Rosie Cassidy and Kenia Perry stood at the front of a very long line in Edgartown on Thursday evening. Dressed to the nines, they were waiting for 31st annual Taste of the Vineyard, or what Rosie calls “the best party on the Island.”

The line wound around the block as 900 ticket holding guests waited to enter the white tents next to the Old Whaling Church. Though the majority of people were in pastels, a few stood out in little black dresses, rockabilly style swing skirts and novelty printed suits. A group of men discussed the difficulty of tying a perfect bow tie. Josh Potter said when his tie was off-kilter in the past, the guys from Vineyard Vines helped him out.

Molly Levine and Paige Costa from Behind the Bookstore cafe. — Peter Simon

“That thing is looking crisp, right off a mannequin,” he said. Mr. Potter has been to Taste the Vineyard before, but only as a vendor. This was his first year waiting in line.

Taste of the Vineyard, affectionately known as The Taste, is the annual benefit where restaurants, caterers, drink makers and stores give visitors a bite or a sip in the name of charity. Hosted by the Martha’s Vineyard Preservation Trust, approximately $150,000 was raised to support the preservation of 20 landmarks across the Island. These include the Flying Horses Carousel in Oak Bluffs, Alley’s General Store in West Tisbury, the Grange Hall in West Tisbury, and the Old Whaling Church in Edgartown among many others.

Trust executive director Chris Scott greeted visitors by name as they entered the tent. Over the 31 years, the event has grown and become synonymous with the start of the summer season.

“The first year it was more like a bake sale,” Mr. Scott remembered. “When we started selling tickets online, the first year it was sold out in a week to 10 days, the next year a half a week, last year one day, this year nine hours.”

All told, including both guests and vendors, the crowd on Thursday evening was approximately 1,500 people, either doling out or receiving (and sometimes both) some of the Vineyard’s best bites and sips.

Some of the vendors have been at the Taste since its bake sale days. Bill Smith’s Clambake has been at the event for 30 years. This year, stationed at one of the front tables, Mac and Roger Cook quickly spooned lobster salad on wheat bread to keep up with the flurry of hands reaching for a bite.

Chrystal Miskie, Jordon Wallace and Richie Garcia. — Peter Simon

Others, like Brian Thurber of Proud Pour, a wine company, were making their Taste debut. The company coordinated with the Martha's Vineyrad Shellfish Group, which was shucking oysters at an adjacent booth, so that every bottle sold of Proud Oyster supported the restoration of 100 oysters.

Looking around, Mr. Thurber proclaimed the Taste “great.”

“This is your first year?” a customer asked, holding out his wine glass to be filled with sauvignon blanc. “Wait until the temperature goes up, all the guys in sports coats are going to pass out. It’s the best show on the Island.”

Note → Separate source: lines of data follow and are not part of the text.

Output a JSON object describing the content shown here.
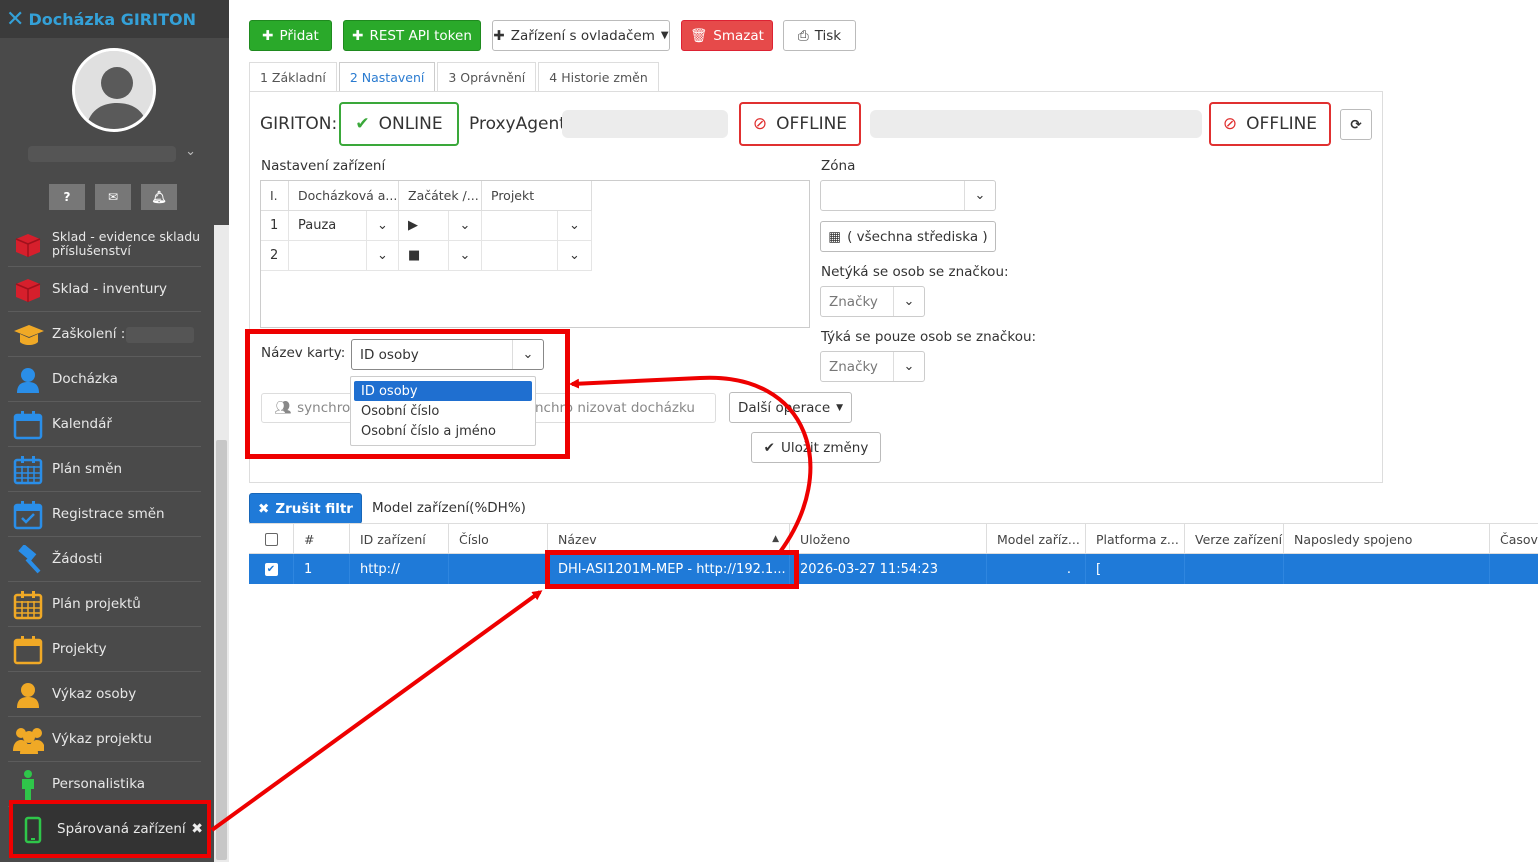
{
  "brand": {
    "title": "Docházka GIRITON",
    "logo_icon": "x-logo-icon",
    "color": "#34a1d8"
  },
  "sidebar": {
    "top_icons": [
      {
        "icon": "question-icon",
        "glyph": "?"
      },
      {
        "icon": "mail-icon",
        "glyph": "✉"
      },
      {
        "icon": "bell-icon",
        "glyph": "▲"
      }
    ],
    "items": [
      {
        "label": "Sklad - evidence skladu příslušenství",
        "icon": "box-icon"
      },
      {
        "label": "Sklad - inventury",
        "icon": "box-icon"
      },
      {
        "label": "Zaškolení :",
        "icon": "graduation-cap-icon"
      },
      {
        "label": "Docházka",
        "icon": "person-icon"
      },
      {
        "label": "Kalendář",
        "icon": "calendar-icon"
      },
      {
        "label": "Plán směn",
        "icon": "calendar-grid-icon"
      },
      {
        "label": "Registrace směn",
        "icon": "calendar-check-icon"
      },
      {
        "label": "Žádosti",
        "icon": "gavel-icon"
      },
      {
        "label": "Plán projektů",
        "icon": "calendar-grid-icon"
      },
      {
        "label": "Projekty",
        "icon": "calendar-icon"
      },
      {
        "label": "Výkaz osoby",
        "icon": "person-icon"
      },
      {
        "label": "Výkaz projektu",
        "icon": "group-icon"
      },
      {
        "label": "Personalistika",
        "icon": "figure-icon"
      },
      {
        "label": "Spárovaná zařízení",
        "icon": "phone-icon",
        "close": "✖"
      }
    ]
  },
  "toolbar": {
    "add": "Přidat",
    "rest": "REST API token",
    "devices": "Zařízení s ovladačem",
    "delete": "Smazat",
    "print": "Tisk"
  },
  "tabs": [
    "1 Základní",
    "2 Nastavení",
    "3 Oprávnění",
    "4 Historie změn"
  ],
  "status": {
    "giriton_label": "GIRITON:",
    "online": "ONLINE",
    "proxy_label": "ProxyAgent",
    "offline1": "OFFLINE",
    "offline2": "OFFLINE",
    "colors": {
      "online": "#3aa83a",
      "offline": "#e03030"
    }
  },
  "settings": {
    "title": "Nastavení zařízení",
    "columns": [
      "I.",
      "Docházková a...",
      "Začátek /...",
      "Projekt"
    ],
    "rows": [
      {
        "n": "1",
        "type": "Pauza",
        "start": "▶"
      },
      {
        "n": "2",
        "type": "",
        "start": "■"
      }
    ],
    "card_label": "Název karty:",
    "card_value": "ID osoby",
    "card_options": [
      "ID osoby",
      "Osobní číslo",
      "Osobní číslo a jméno"
    ],
    "sync1": "synchroniz",
    "sync2": "nchro nizovat docházku",
    "more_ops": "Další operace",
    "save": "Uložit změny"
  },
  "zone": {
    "label": "Zóna",
    "all_centers": "( všechna střediska )",
    "not_label": "Netýká se osob se značkou:",
    "only_label": "Týká se pouze osob se značkou:",
    "tags_ph": "Značky"
  },
  "filter": {
    "cancel": "Zrušit filtr",
    "text": "Model zařízení(%DH%)"
  },
  "table": {
    "columns": [
      "#",
      "ID zařízení",
      "Číslo",
      "Název",
      "Uloženo",
      "Model zaříz...",
      "Platforma z...",
      "Verze zařízení",
      "Naposledy spojeno",
      "Časová"
    ],
    "row": {
      "n": "1",
      "id": "http://",
      "number": "",
      "name": "DHI-ASI1201M-MEP - http://192.1...",
      "saved": "2026-03-27 11:54:23",
      "model": ".",
      "platform": "["
    }
  }
}
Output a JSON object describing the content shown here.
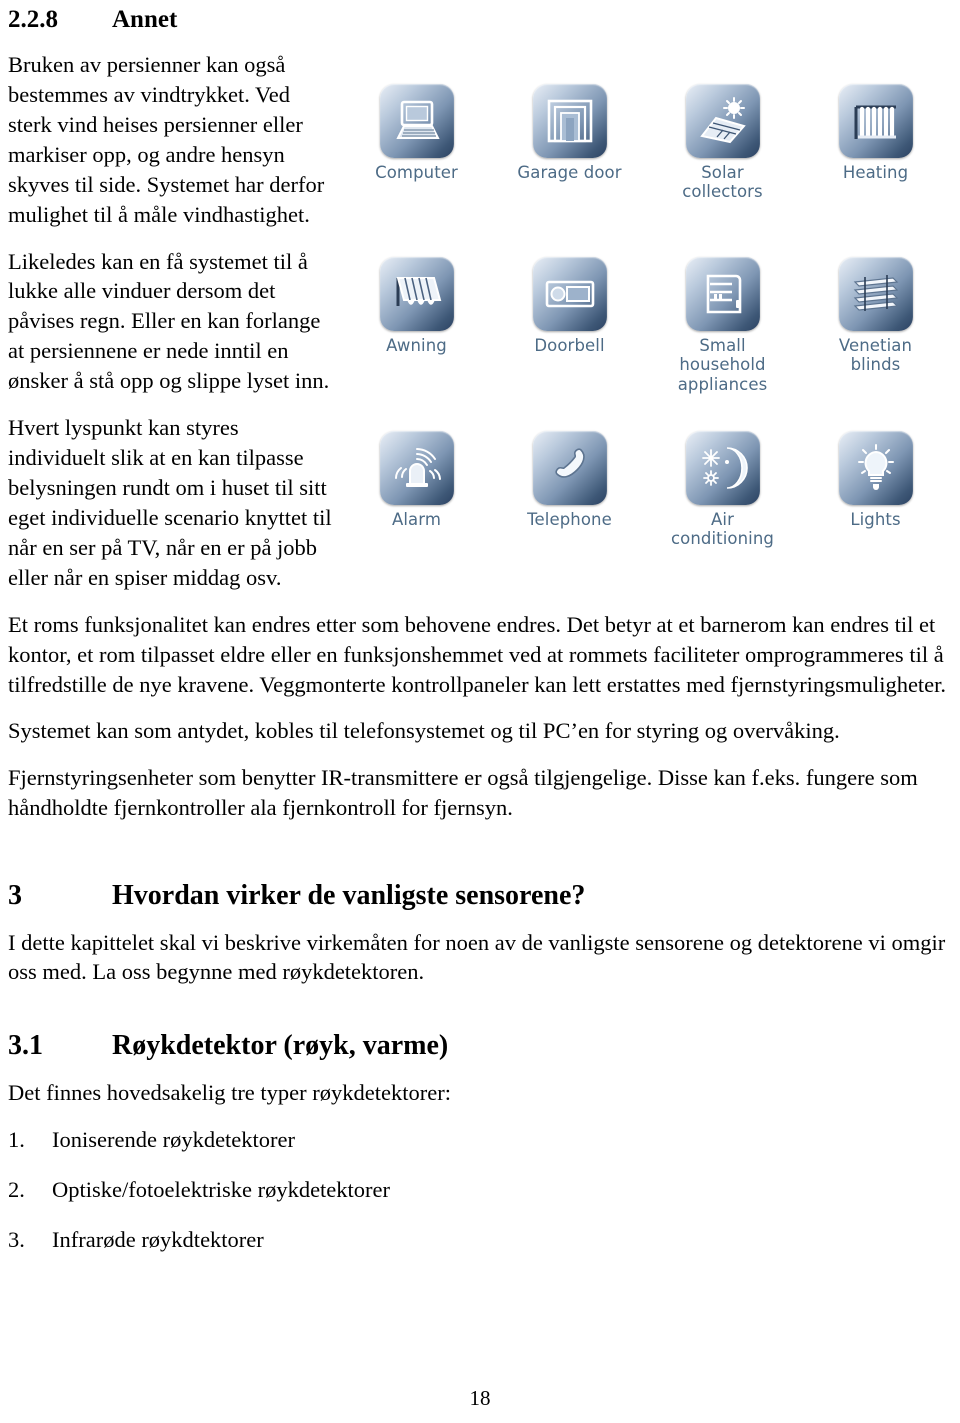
{
  "section_2_2_8": {
    "number": "2.2.8",
    "title": "Annet"
  },
  "paragraphs": {
    "p1": "Bruken av persienner kan også bestemmes av vindtrykket. Ved sterk vind heises persienner eller markiser opp, og andre hensyn skyves til side. Systemet har derfor mulighet til å måle vindhastighet.",
    "p2": "Likeledes kan en få systemet til å lukke alle vinduer dersom det påvises regn. Eller en kan forlange at persiennene er nede inntil en ønsker å stå opp og slippe lyset inn.",
    "p3": "Hvert lyspunkt kan styres individuelt slik at en kan tilpasse belysningen rundt om i huset til sitt eget individuelle scenario knyttet til når en ser på TV, når en er på jobb eller når en spiser middag osv.",
    "p4": "Et roms funksjonalitet kan endres etter som behovene endres. Det betyr at et barnerom kan endres til et kontor, et rom tilpasset eldre eller en funksjonshemmet ved at rommets faciliteter omprogrammeres til å tilfredstille de nye kravene. Veggmonterte kontrollpaneler kan lett erstattes med fjernstyringsmuligheter.",
    "p5": "Systemet kan som antydet, kobles til telefonsystemet og til PC’en for styring og overvåking.",
    "p6": "Fjernstyringsenheter som benytter IR-transmittere er også tilgjengelige. Disse kan f.eks. fungere som håndholdte fjernkontroller ala fjernkontroll for fjernsyn."
  },
  "figure": {
    "icons": [
      {
        "label": "Computer",
        "icon": "computer-icon"
      },
      {
        "label": "Garage door",
        "icon": "garage-door-icon"
      },
      {
        "label": "Solar\ncollectors",
        "icon": "solar-collectors-icon"
      },
      {
        "label": "Heating",
        "icon": "radiator-icon"
      },
      {
        "label": "Awning",
        "icon": "awning-icon"
      },
      {
        "label": "Doorbell",
        "icon": "doorbell-icon"
      },
      {
        "label": "Small\nhousehold\nappliances",
        "icon": "appliances-icon"
      },
      {
        "label": "Venetian\nblinds",
        "icon": "venetian-blinds-icon"
      },
      {
        "label": "Alarm",
        "icon": "alarm-siren-icon"
      },
      {
        "label": "Telephone",
        "icon": "telephone-handset-icon"
      },
      {
        "label": "Air\nconditioning",
        "icon": "air-conditioning-icon"
      },
      {
        "label": "Lights",
        "icon": "lightbulb-icon"
      }
    ],
    "label_color": "#4d6b86"
  },
  "section_3": {
    "number": "3",
    "title": "Hvordan virker de vanligste sensorene?",
    "intro": "I dette kapittelet skal vi beskrive virkemåten for noen av de vanligste sensorene og detektorene vi omgir oss med. La oss begynne med røykdetektoren."
  },
  "section_3_1": {
    "number": "3.1",
    "title": "Røykdetektor (røyk, varme)",
    "lead": "Det finnes hovedsakelig tre typer røykdetektorer:",
    "items": [
      {
        "marker": "1.",
        "text": "Ioniserende røykdetektorer"
      },
      {
        "marker": "2.",
        "text": "Optiske/fotoelektriske røykdetektorer"
      },
      {
        "marker": "3.",
        "text": "Infrarøde røykdtektorer"
      }
    ]
  },
  "footer": {
    "page_number": "18"
  }
}
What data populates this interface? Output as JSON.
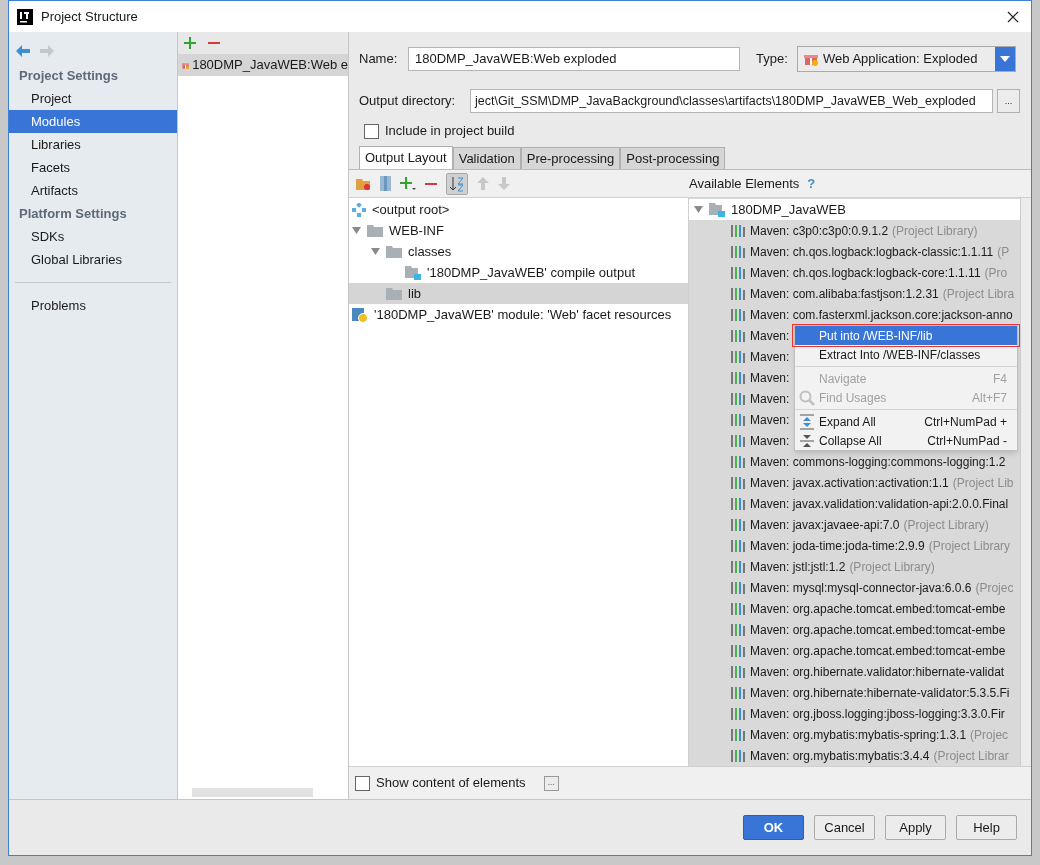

Dee Smith, owner of Tea Lane Catering, also thought the event is quite a show.

“I love seeing the people and the dresses, and seeing people enjoying our food,” she said. Ms. Smith participates in the Taste to support the Preservation Trust’s work, but also finds it the perfect testing ground for new morsels. Eeach year she tries to add a new theme to her food. This year, Tea Lane Catering prepared a watermelon sushi.

Sultans of Swing gave the party its juice. — Peter Simon

“We got a new vacuum machine and we were playing around with it,” she said. “It makes the food absorb all these different flavors.”

The watermelon cubes sitting atop a black rice cake had been vacuumed with fish sauce, sweet Thai chili and lemon juice among other flavors. It was topped with a wasabi foam.

Marnque Allen from the Harbor View Hotel brought back a fan favorite from last year, which didn’t last long.

“Somebody has to take the last one,” she called out, holding out a tray that contained just one last mini lobster taco with sweet chili avocado.

A man reached over, snatching it up immediately.

Usually the Harbor View brings something new every year, Ms. Allen said. But the tacos were such a hit last year, they decided to bring them back again.

As the night continued people milled about, some walking from table to table in an orderly fashion filling their plates with bites, others popping in and out, stopping by one table to grab a crustini topped with white bean puree before crossing the tent to grab a freshly brewed blueberry beer.

And when the food ran out, the vendors abandoned their tables as guests and servers alike crowded onto the dance floor, shimmying away to the Sultans of Swing.